Mechanisms of action of probiotic bacteria. Lactobacillus can (i) stimulate T cell regulatory cells (Treg cells) to produce TGF-β, interleukin-10 (IL-10), and IL-8, (ii) increase levels of secreted IL-6 secreted in a Toll-like receptor (TLR)-2-dependent manner, thereby inducing the clonal expansion of all IgA-producing B cells, while also stimulating the expression of macrophage mannose receptor CD206, (iii) inhibit the expression of Janus kinase (JAK) and nuclear factor kappa-light-chain-enhancer of activated B cells (NF-κB) genes, (iv) increase the release of IL-12p70 and IL-4, (v) reduce the TLR expression and increase CD40 and CD80 expressions, (vi) degrade the proinflammatory chemokine IFN-γ-inducible protein 10 (IP-10), (vii) increase the expression of TLR-9, and (viii) favor the expression of nucleotide binding oligomeric domain-like receptor protein 3 (NLRP3), cysteine proteinase-1 (Caspase-1), and IL-18. Lacticaseibacillus and limocaseibacillus can induce β-defensins 2 and 4 and IL-8 expressions. Distinct studies reported opposing data on TLR expression. Bifidobacterium can (i) inhibit the expression JAK and NF-κB genes, (ii) favor the overexpression of IL-10 and TGF-β, while, at the same time, stimulate the production of IgAs, (iii) favor Treg cell differentiation, (iv) increase the total helper (CD4+) and activated (CD25+) T lymphocytes and NK cells, (v) reduce the expression of CD19 on B cells, (vi) induces the production of monocyte chemoattractant protein 1 (MCP-1) and TNF-α through TLR-9 stimulation, and (vii) increase the number of Foxp3(+) T regulatory cells and the release of CCL20, CCL22, CXCL10, and CXCL11. Escherichia coli can induce the expression of TLR-5 and TNF-α as well as increase the number of CD4+ cells.

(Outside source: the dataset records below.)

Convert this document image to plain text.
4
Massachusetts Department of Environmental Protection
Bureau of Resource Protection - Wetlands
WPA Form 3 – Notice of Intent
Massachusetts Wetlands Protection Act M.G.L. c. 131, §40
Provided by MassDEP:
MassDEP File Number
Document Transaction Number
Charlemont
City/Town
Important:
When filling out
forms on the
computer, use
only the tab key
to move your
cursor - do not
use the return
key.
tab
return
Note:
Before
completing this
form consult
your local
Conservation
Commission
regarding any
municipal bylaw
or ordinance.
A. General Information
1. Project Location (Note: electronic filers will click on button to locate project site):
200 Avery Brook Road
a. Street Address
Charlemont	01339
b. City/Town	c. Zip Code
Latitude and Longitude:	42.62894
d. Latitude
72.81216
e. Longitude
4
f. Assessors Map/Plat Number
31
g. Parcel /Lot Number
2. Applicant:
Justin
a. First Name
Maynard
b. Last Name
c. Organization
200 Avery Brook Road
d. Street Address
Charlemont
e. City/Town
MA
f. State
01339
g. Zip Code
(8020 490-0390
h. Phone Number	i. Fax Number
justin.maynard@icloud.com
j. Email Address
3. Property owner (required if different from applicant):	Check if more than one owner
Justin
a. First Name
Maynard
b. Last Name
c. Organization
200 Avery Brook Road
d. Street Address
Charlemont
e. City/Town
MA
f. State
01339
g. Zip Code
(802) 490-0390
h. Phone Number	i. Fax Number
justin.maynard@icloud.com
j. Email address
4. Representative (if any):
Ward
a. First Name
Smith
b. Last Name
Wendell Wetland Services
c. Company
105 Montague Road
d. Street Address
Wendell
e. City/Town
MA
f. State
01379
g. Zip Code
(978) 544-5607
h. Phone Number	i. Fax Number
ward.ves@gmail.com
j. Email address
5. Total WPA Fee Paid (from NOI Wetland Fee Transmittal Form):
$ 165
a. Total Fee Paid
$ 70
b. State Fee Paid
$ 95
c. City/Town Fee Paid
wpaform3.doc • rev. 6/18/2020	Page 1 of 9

Bacteroidales stimulates the release of IL-6 accompanied by the expression of mucin-2 and claudin-1. Lactobacillus, lacticaseibacillus, limocaseibacillus, bifidobacterium, and streptococcus can favor the release of TNF-α, IL-6, IL-1β. Streptococcus can induce clonal expansion of B cells stimulated to release IgAs. Dash arrow: conflicting data have been reported on the effect of lactobacilli in increasing CD4+ T cell number.